It’s been a while since I’ve updated my Stable Diffusion kit, and the technology moves so fast that I should probably figure out what new tech is out there.
Is most everyone still using AUTOMATIC’s interface? Any cool plugins people are playing with? Good models?
What’s the latest in video generation? I’ve seen a lot of animated images that seem to retain frame-to-frame adherence very well. Kling 1.6 is out there, but it doesn’t appear to be free or local.
I don’t do video generation.
I’m mostly moved away from Automatic1111 to ComfyUI. If you’ve ever used an image processing program that uses a flowchart-style of operations to modify images, it looks kinda like that. Comfy’s more work to learn — you need to learn and understand some things that Automatic1111 is doing internally — but:
It’s much more capable at building up complex images and series of dependent processes that are re-generated when you make a change in a workflow.
It can run Flux. Last I looked, Automatic1111 could not. I understand that Forge can, and is a little more like Automatic1111, but I haven’t spent time with it. I’d say that Flux and derived models are quite impressive from a natural language standpoint. My experience on SD and Pony-based models meant that most of the prompts I wrote were basically sequences of keywords. With Flux, it’s far more natural-language looking, and it can do some particularly neat stuff just from the prompt (“The image is a blended composite with a progression from left to right showing winter to spring to summer to autumn.”).
It has queuing. It may be that Automatic1111 has since picked it up, but I found it to be a serious lack back when I was using it.
ComfyUI scales up better if you’re using a lot of plugins. In Automatic1111, a plugin adds buttons and UI elements into each page. In Comfy, a plugin almost always just adds more nodes to the node library, doesn’t go fiddling with the existing UI.
That being said, I’m out-of-date on Automatic1111. But last I looked, the major selling point for me was the SD Ultimate Upscale plugin, and that’s been subsequently ported to ComfyUI.
For me, one major early selling point was that a workflow that I frequently wanted was to (a) generate an image and then (b) perform an SD Ultimate Upscale. In Automatic1111, that required setting up txt2img and SD Ultimate Upscale in img2img, then running a txt2img operation to generate an image, waiting until it finished, manually clicking the button to send the image to img2img, and then manually running the upscale operation. If I change the prompt, I need to go through all that again, sitting and watching progress bars and clicking appropriate buttons.
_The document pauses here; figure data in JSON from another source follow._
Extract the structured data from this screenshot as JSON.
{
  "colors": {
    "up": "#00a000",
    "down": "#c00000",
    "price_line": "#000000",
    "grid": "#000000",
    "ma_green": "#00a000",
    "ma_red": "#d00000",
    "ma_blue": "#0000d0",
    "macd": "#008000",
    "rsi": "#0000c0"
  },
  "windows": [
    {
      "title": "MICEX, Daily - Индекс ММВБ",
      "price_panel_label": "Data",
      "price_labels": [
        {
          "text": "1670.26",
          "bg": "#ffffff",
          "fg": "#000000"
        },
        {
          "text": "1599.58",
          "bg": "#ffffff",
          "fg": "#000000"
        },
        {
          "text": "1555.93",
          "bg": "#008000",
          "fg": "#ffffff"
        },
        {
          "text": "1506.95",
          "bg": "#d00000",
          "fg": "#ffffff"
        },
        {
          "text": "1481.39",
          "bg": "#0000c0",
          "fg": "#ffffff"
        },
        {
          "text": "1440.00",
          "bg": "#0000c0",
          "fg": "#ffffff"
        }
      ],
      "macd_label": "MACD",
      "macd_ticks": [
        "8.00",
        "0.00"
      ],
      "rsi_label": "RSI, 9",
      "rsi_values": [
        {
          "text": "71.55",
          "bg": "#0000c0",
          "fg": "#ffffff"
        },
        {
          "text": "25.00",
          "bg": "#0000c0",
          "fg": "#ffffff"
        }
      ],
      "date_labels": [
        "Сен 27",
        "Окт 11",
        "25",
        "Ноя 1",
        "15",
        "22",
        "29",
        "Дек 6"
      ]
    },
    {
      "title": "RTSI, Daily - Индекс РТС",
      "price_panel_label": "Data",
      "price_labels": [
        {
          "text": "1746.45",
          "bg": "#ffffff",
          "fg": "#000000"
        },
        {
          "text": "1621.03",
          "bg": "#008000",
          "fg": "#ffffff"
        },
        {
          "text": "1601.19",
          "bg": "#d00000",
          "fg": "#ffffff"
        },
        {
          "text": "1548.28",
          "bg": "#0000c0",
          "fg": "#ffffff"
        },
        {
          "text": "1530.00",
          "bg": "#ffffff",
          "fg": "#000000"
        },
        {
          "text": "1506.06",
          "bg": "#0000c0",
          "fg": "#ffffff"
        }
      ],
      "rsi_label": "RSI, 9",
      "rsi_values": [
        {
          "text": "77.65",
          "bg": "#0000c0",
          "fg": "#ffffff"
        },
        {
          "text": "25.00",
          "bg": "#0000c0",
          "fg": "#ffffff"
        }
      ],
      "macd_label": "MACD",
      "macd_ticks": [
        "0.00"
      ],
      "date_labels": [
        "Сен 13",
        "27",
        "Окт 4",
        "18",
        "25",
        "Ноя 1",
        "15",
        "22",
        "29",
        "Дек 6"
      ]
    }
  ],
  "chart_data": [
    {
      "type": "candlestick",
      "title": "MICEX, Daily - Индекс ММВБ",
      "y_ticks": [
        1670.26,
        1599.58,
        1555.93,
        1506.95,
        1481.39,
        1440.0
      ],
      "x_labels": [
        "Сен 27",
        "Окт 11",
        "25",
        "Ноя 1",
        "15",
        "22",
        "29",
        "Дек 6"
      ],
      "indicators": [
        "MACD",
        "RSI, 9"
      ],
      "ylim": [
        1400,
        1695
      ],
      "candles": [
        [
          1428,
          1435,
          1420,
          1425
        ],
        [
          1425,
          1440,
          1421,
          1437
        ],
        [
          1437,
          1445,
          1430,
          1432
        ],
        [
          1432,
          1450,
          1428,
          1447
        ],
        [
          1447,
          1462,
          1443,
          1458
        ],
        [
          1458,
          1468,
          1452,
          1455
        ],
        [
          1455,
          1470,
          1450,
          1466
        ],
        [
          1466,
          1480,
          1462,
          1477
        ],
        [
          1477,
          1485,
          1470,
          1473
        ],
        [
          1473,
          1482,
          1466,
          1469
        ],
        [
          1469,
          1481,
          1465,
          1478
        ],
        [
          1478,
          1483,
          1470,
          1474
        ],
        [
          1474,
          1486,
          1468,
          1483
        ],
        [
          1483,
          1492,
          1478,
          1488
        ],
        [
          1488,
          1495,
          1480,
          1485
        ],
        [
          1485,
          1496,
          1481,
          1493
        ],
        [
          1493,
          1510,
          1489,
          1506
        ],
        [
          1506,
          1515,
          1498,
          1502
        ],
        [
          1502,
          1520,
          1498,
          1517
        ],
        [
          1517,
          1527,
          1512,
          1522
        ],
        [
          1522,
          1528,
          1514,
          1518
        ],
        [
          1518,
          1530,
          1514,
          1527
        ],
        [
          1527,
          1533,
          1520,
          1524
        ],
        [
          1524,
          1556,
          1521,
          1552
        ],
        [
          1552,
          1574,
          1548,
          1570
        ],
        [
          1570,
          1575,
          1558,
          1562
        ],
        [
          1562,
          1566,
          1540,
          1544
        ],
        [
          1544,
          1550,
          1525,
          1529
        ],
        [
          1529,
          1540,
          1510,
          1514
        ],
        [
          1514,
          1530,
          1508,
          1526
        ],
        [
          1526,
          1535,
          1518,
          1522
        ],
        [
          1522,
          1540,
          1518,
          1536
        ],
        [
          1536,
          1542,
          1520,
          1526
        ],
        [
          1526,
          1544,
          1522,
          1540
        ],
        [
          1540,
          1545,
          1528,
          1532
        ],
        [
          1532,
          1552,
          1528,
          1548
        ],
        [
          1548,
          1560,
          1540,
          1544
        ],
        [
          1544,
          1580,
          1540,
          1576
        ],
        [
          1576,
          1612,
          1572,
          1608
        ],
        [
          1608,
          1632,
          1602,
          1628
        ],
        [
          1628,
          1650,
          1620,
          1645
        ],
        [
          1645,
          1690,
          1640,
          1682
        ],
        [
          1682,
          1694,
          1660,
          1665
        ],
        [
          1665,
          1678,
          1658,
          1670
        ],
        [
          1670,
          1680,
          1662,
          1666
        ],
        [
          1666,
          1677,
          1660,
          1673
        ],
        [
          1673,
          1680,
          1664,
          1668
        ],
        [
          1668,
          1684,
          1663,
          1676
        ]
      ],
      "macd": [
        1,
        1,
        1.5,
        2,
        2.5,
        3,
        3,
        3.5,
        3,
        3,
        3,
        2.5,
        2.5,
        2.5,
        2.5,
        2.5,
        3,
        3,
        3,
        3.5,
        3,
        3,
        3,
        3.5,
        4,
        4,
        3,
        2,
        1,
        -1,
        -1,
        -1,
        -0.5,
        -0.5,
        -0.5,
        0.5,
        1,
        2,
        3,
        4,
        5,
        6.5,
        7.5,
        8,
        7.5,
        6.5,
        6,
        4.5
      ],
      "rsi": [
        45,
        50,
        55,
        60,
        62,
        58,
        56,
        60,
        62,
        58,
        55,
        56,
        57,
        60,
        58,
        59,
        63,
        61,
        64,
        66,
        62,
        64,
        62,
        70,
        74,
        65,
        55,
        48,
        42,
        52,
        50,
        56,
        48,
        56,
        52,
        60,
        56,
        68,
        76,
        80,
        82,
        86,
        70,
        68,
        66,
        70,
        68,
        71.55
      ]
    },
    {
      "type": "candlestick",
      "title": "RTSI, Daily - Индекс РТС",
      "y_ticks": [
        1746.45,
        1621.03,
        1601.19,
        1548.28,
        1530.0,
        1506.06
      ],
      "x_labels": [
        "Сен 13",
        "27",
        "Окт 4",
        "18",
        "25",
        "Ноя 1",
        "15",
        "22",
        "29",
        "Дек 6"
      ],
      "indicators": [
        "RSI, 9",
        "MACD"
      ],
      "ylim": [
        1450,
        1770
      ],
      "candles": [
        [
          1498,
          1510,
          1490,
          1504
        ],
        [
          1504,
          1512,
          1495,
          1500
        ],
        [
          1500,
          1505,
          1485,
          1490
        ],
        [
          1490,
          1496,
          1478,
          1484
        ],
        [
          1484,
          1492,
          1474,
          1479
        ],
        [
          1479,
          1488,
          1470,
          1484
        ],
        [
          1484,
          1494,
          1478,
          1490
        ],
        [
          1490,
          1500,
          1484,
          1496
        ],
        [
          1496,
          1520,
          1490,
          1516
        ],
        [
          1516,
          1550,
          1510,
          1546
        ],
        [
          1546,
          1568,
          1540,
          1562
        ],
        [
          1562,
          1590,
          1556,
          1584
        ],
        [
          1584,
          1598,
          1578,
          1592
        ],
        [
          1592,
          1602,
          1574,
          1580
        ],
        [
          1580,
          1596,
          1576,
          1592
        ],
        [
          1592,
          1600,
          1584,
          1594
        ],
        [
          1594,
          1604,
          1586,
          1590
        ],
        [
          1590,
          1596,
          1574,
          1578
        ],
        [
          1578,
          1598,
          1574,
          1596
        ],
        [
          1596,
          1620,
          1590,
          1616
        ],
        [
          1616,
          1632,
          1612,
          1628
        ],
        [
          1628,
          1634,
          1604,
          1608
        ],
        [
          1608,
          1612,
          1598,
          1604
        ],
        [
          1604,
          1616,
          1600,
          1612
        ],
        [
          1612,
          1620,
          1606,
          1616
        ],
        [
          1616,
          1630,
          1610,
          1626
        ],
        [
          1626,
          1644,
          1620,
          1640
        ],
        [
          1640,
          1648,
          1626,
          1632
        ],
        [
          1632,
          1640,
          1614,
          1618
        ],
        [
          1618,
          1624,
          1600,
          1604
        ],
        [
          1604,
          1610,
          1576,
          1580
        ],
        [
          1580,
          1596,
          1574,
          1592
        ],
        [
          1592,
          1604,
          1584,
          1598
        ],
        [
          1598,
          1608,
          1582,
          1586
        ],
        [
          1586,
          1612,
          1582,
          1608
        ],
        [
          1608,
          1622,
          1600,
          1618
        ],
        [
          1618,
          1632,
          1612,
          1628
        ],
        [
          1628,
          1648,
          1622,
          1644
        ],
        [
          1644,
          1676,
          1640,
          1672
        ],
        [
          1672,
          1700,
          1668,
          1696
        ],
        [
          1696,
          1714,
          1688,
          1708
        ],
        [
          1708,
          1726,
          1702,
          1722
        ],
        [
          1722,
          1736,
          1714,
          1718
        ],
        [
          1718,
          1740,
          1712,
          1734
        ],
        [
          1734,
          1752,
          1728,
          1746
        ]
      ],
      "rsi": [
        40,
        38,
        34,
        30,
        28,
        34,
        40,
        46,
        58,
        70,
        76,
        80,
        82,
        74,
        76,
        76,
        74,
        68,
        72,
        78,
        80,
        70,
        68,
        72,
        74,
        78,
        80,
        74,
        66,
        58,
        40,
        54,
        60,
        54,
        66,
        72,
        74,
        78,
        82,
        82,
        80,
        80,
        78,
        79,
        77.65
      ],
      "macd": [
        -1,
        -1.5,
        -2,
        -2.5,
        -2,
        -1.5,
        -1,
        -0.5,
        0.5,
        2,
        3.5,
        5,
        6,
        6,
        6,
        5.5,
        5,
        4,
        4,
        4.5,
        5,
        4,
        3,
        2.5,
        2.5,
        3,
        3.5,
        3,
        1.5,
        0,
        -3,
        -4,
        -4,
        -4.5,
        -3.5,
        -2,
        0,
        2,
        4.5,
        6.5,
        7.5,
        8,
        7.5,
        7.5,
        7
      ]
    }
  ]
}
With ComfyUI, I just save a workflow that does all that, and Comfy will rerun everything necessary based on any changes that I make (and won’t rerun things that aren’t). I can just disable the upscale portion of the workflow if I don’t need that bit. ComfyUI was a higher barrier to entry, but it made more-complex tasks much less time-consuming and require less manual nursemaiding from me.
Automatic1111 felt to me like a good, simple first pass to get a prompt to an image and to permit for some level of extensibility. I think that it (and maybe Forge, haven’t poked at that) may be a better introduction to local AI image generation, because the barrier to entry is lower. But ComfyUI feels a lot more like a serious image-manipulation program, something that you’d use to construct elaborate projects.
EDIT: Not exactly what you asked, but since you say that you’re trying to come up to speed again, I’d mention !imageai@sh.itjust.works, which this community does not have in the sidebar. I haven’t been very active there recently, but you can see what at least what sorts of images the small community of users on the Threadiverse are generating, though it’s not specific to local generation. A maybe bigger-picture view would be to look at new stuff on civitai.com. I originally used that to see what prompts and plugins and such were used to generate images that I thought were impressive. By default, ComfyUI saves the entire JSON workflow used to generate an image in the EXIF metadata, and ComfyUI will recreate a workflow from that EXIF data — IIRC can also auto-download missing nodes — if you drop an image on there. I believe that you can just grab an image that you’re impressed with on civitai.com and start working from the point the artist was at.